DBE represents Pepsi, Hewlett-Packard and AT&T; among others in the product placement business. During a recent interview with Brandweek, Meyer used his clients’ budgets as a guide to estimating what is actually being spent in the industry.
“If you take the numbers we put up and multiply that by the number of brands playing in the space, I don’t have any idea how you get to a number that large,” he said. “You’re not even going to come close to that number.
Michael Nyman of Bragman Nyman Cafarelli in Los Angeles, whose clients include T-Mobile and Kellogg, agrees. He believes the PQM estimate is “way out of line.”
And Norm Marshall of NMA in Sun Valley, Calif., has previously gone on record with his doubts about the PQM estimates in 2005.
PQM’s response is that some qualifications need to be borne in mind when reading their numbers.
First, their total figure is an estimate of equivalent value, not an estimate of money actually spent, PQM said. As a large volume of deals occur for free or as add-ons to existing ad buys, brands can get product placement hits without actually spending extra money.
However, PQM said, the proportion of paid deals is actually increasing. In 2004 it was about 29%, PQM estimated. It has no current estimate of the paid portion beyond that, the company said.
Patrick Quinn, president of the firm added in a recent interview, “the increase comes from more-than-expected paid placements [and] the value has increased.”
Secondly, the firm said, the $5.7 billion number includes TV, cable, film and certain Internet programming. Confusingly, it does not include Webisodes or advergaming.
PQM concedes that placements are not increasing. “While the number of placements may be flat, the number of paid placements is certainly going up and in particular single-sponsor placements by major brands is going up and they’re paying a lot more dollars for those particular items,” Quinn said.
PQM might well also point to cable, where brands show up at five times the rate of network TV. There were 105,588 hits in the second quarter of 2006 on cable TV, according to Nielsen Product Placement.
The company has a more detailed report scheduled for publication on Aug. 1, it said.

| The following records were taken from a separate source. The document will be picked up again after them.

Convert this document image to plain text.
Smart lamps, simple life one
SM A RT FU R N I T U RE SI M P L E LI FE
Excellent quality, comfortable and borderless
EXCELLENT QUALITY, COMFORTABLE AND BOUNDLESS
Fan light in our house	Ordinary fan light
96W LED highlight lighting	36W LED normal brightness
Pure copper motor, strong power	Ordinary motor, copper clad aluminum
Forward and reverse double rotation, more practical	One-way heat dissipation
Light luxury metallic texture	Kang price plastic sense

The problem that PQM will always face is that, unlike Nielsen Media Research, which tracks ads, or Information Resources Inc., which tracks sales, no one tracks product placement deal-by-deal. So every number is by definition an estimate.
How to arrive at that estimate is in itself a matter of dispute. For instance, Jeff Greenfield, evp at 1st Approach/Hollywood Product Placement in Boston, feels that a placement is more valuable than a commercial because when an actor holds a prop in a show there’s an implied celebrity endorsement. Yet even Greenfield, whose clients include El Jimador Tequila and Black & Decker believes the PQM number is “way off.”

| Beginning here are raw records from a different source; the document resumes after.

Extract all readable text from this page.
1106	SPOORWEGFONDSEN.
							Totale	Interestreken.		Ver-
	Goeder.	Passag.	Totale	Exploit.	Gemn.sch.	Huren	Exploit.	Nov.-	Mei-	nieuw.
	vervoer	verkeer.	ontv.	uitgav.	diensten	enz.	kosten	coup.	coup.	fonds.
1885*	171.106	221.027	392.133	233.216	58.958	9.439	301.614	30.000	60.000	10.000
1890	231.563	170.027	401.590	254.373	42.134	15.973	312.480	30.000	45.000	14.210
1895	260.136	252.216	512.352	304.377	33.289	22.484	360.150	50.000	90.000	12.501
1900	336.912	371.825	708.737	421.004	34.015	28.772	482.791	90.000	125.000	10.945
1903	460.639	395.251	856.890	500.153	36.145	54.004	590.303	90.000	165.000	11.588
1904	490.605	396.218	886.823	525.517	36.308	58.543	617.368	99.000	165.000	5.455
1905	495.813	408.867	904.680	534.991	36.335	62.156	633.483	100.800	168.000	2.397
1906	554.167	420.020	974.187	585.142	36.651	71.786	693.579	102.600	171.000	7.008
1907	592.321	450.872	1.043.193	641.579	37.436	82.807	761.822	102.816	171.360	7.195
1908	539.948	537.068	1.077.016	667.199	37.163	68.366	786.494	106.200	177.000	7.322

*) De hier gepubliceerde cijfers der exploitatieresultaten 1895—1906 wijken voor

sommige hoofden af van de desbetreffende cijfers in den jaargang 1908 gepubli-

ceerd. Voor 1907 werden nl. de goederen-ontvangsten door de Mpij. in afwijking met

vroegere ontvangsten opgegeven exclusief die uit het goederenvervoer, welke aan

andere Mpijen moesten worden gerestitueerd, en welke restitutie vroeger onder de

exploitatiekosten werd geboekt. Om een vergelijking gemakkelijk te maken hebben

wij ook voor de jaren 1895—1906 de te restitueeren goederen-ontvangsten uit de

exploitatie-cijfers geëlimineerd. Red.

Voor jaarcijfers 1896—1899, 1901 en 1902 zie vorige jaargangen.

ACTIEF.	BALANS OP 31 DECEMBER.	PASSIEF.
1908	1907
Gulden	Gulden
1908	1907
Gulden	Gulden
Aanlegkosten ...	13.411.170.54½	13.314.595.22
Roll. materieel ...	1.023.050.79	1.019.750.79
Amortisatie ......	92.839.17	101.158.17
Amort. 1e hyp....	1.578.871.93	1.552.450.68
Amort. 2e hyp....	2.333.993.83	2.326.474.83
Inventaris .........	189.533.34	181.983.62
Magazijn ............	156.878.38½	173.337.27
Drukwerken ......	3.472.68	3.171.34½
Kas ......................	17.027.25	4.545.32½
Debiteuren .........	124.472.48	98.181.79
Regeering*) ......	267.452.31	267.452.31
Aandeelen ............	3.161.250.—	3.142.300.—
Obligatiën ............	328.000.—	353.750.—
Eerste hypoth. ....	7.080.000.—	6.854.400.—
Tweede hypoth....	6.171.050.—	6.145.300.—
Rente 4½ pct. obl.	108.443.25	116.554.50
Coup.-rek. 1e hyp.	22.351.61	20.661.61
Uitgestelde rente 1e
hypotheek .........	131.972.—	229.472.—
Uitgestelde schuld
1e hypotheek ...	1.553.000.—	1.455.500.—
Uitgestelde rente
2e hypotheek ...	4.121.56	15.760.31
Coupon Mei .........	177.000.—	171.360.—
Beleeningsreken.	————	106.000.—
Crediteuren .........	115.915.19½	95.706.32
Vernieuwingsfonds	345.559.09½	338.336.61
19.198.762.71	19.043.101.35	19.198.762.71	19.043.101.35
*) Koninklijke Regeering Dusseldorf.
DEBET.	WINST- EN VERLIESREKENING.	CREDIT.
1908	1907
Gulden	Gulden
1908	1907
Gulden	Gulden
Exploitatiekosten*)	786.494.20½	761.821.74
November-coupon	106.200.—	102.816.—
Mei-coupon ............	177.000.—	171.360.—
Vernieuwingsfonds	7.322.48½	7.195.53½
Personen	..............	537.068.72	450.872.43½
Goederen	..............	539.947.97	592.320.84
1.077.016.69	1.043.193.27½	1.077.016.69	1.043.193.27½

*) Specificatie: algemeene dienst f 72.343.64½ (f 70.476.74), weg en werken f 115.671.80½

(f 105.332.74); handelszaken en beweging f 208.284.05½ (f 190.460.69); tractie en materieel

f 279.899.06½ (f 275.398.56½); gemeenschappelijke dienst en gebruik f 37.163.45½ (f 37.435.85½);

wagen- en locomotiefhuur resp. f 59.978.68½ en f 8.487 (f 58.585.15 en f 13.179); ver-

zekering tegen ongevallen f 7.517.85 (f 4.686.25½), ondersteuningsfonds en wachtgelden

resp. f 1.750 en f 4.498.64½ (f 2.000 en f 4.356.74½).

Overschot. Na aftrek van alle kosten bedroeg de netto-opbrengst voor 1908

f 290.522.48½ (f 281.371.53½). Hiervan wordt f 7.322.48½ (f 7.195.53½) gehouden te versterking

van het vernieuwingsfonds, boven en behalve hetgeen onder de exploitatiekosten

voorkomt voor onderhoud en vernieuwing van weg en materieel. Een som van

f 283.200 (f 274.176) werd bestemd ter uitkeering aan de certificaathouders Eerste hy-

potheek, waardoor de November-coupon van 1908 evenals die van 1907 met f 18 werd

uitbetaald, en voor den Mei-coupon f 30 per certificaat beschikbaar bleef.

In contrast, DBE’s Meyer reckons a placement is less valuable because, “It doesn’t speak to you. It can’t say anything about the value of the brand” even in a full-blown integration.

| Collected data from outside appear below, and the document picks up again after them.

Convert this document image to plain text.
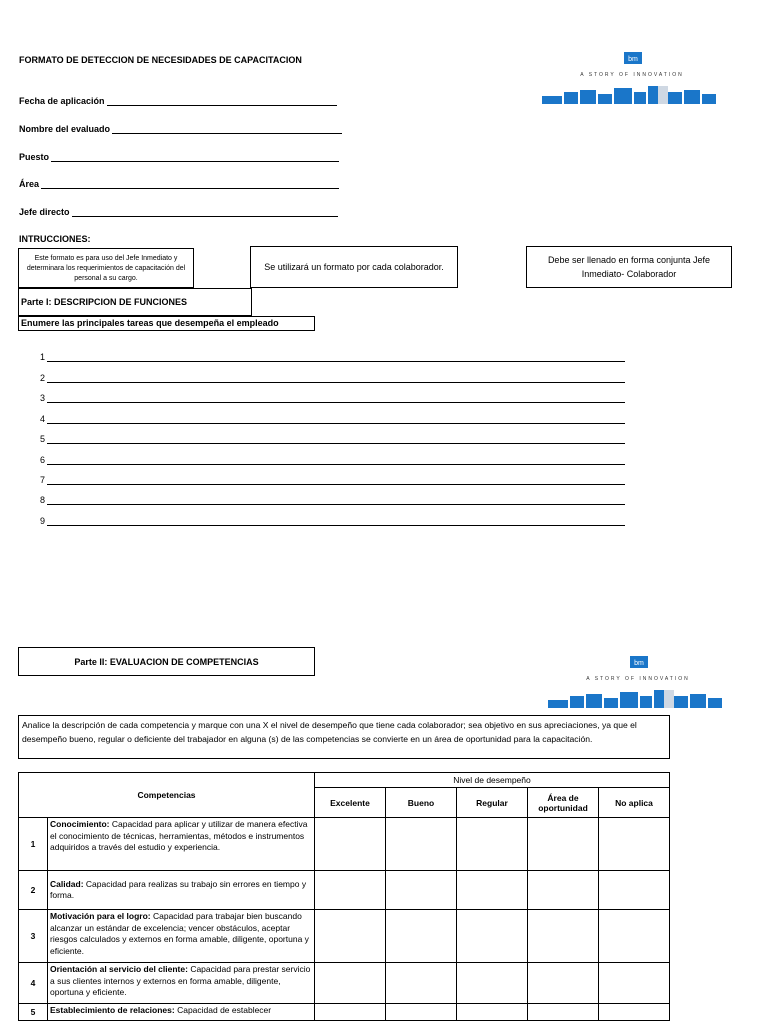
FORMATO DE DETECCION DE NECESIDADES DE CAPACITACION	bm
A STORY OF INNOVATION
Fecha de aplicación
Nombre del evaluado
Puesto
Área
Jefe directo
INTRUCCIONES:
Este formato es para uso del Jefe Inmediato y determinara los requerimientos de capacitación del personal a su cargo.
Se utilizará un formato por cada colaborador.
Debe ser llenado en forma conjunta Jefe Inmediato- Colaborador
Parte I: DESCRIPCION DE FUNCIONES
Enumere las principales tareas que desempeña el empleado
1
2
3
4
5
6
7
8
9
Parte II: EVALUACION DE COMPETENCIAS	bm
A STORY OF INNOVATION
Analice la descripción de cada competencia y marque con una X el nivel de desempeño que tiene cada colaborador; sea objetivo en sus apreciaciones, ya que el desempeño bueno, regular o deficiente del trabajador en alguna (s) de las competencias se convierte en un área de oportunidad para la capacitación.
Competencias		Nivel de desempeño				
		Excelente	Bueno	Regular	Área de oportunidad	No aplica
1	Conocimiento: Capacidad para aplicar y utilizar de manera efectiva el conocimiento de técnicas, herramientas, métodos e instrumentos adquiridos a través del estudio y experiencia.					
2	Calidad: Capacidad para realizas su trabajo sin errores en tiempo y forma.					
3	Motivación para el logro: Capacidad para trabajar bien buscando alcanzar un estándar de excelencia; vencer obstáculos, aceptar riesgos calculados y externos en forma amable, diligente, oportuna y eficiente.					
4	Orientación al servicio del cliente: Capacidad para prestar servicio a sus clientes internos y externos en forma amable, diligente, oportuna y eficiente.					
5	Establecimiento de relaciones: Capacidad de establecer					
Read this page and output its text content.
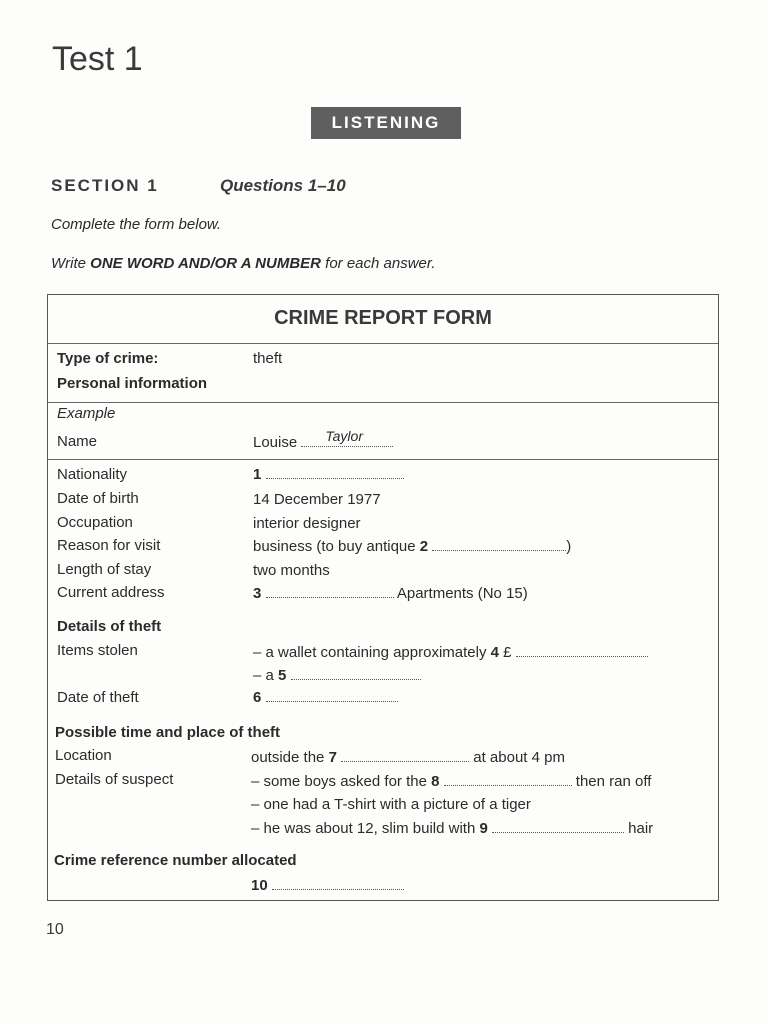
Test 1
LISTENING
SECTION 1	Questions 1–10
Complete the form below.
Write ONE WORD AND/OR A NUMBER for each answer.
CRIME REPORT FORM
Type of crime:	theft
Personal information
Example
Name	Louise Taylor
Nationality	1
Date of birth	14 December 1977
Occupation	interior designer
Reason for visit	business (to buy antique 2	)
Length of stay	two months
Current address	3	Apartments (No 15)
Details of theft
Items stolen	– a wallet containing approximately 4 £
– a 5
Date of theft	6
Possible time and place of theft
Location	outside the 7	at about 4 pm
Details of suspect	– some boys asked for the 8	then ran off
– one had a T-shirt with a picture of a tiger
– he was about 12, slim build with 9	hair
Crime reference number allocated
10
10
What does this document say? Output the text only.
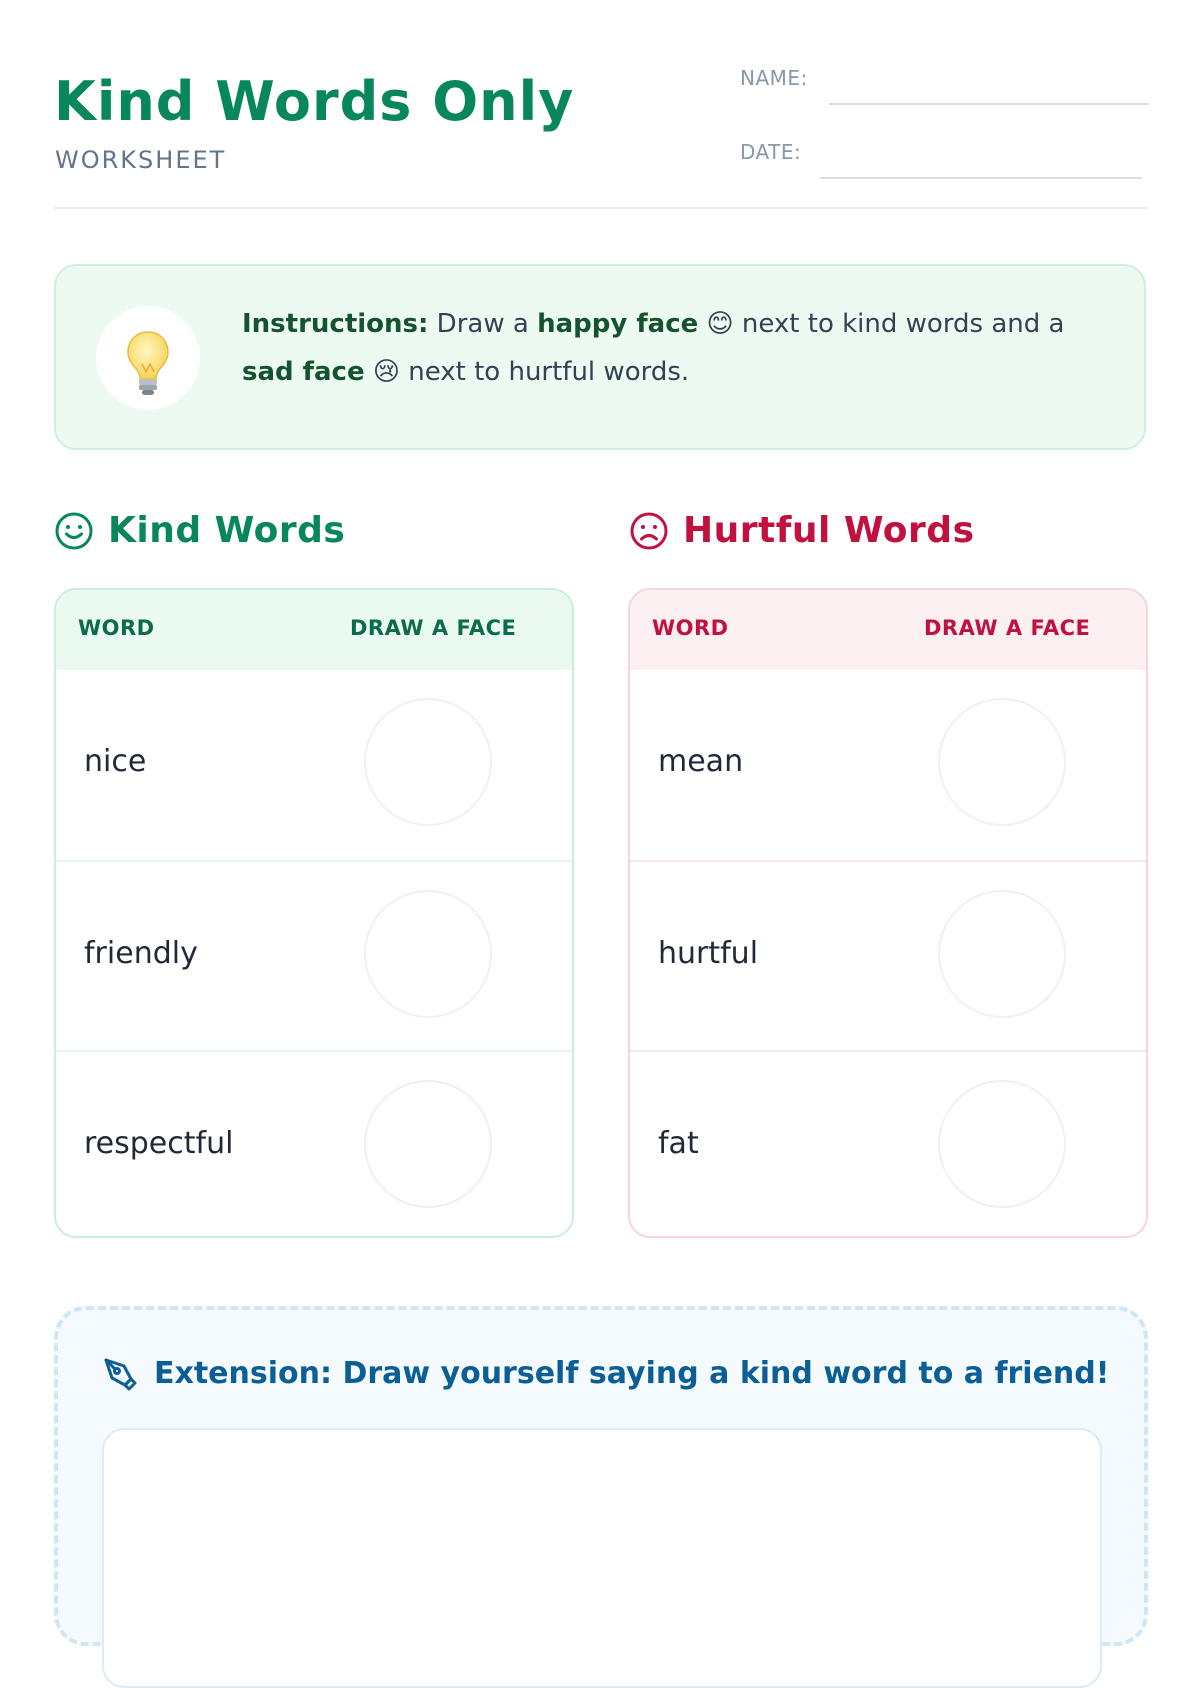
Kind Words Only
WORKSHEET
NAME:
DATE:
Instructions: Draw a happy face 😊 next to kind words and a sad face 😢 next to hurtful words.
Kind Words	Hurtful Words
WORD	DRAW A FACE
nice
friendly
respectful
WORD	DRAW A FACE
mean
hurtful
fat
Extension: Draw yourself saying a kind word to a friend!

There is one aspect of this debate that PQM and its critics all agree on. The TV networks have done a much better job in the last year or so of policing their programming. Less stuff is sneaking its way into scenes for free, and the nets are channeling more structured deals through their sales and compliance departments.
That is a significant victory for the networks, who at one time were being written off by some as mere suppliers of undifferentiated media that streetwise brands need no longer deal with.
For example, in June 2005, Joe Jaffe, a Westport, Conn., marketing consultant, told Brandweek, “The nets are becoming nothing more than a vessel to transport their content.”
If, as the branded entertainment agencies claim, the networks have finally wrestled control of product placement from agencies and producers, then Jaffe’s prediction may have been premature.
Increased network control would certainly explain why branded prop-shots are currently in decline despite the increased budgets that agencies and PQM claim are available for branded entertainment.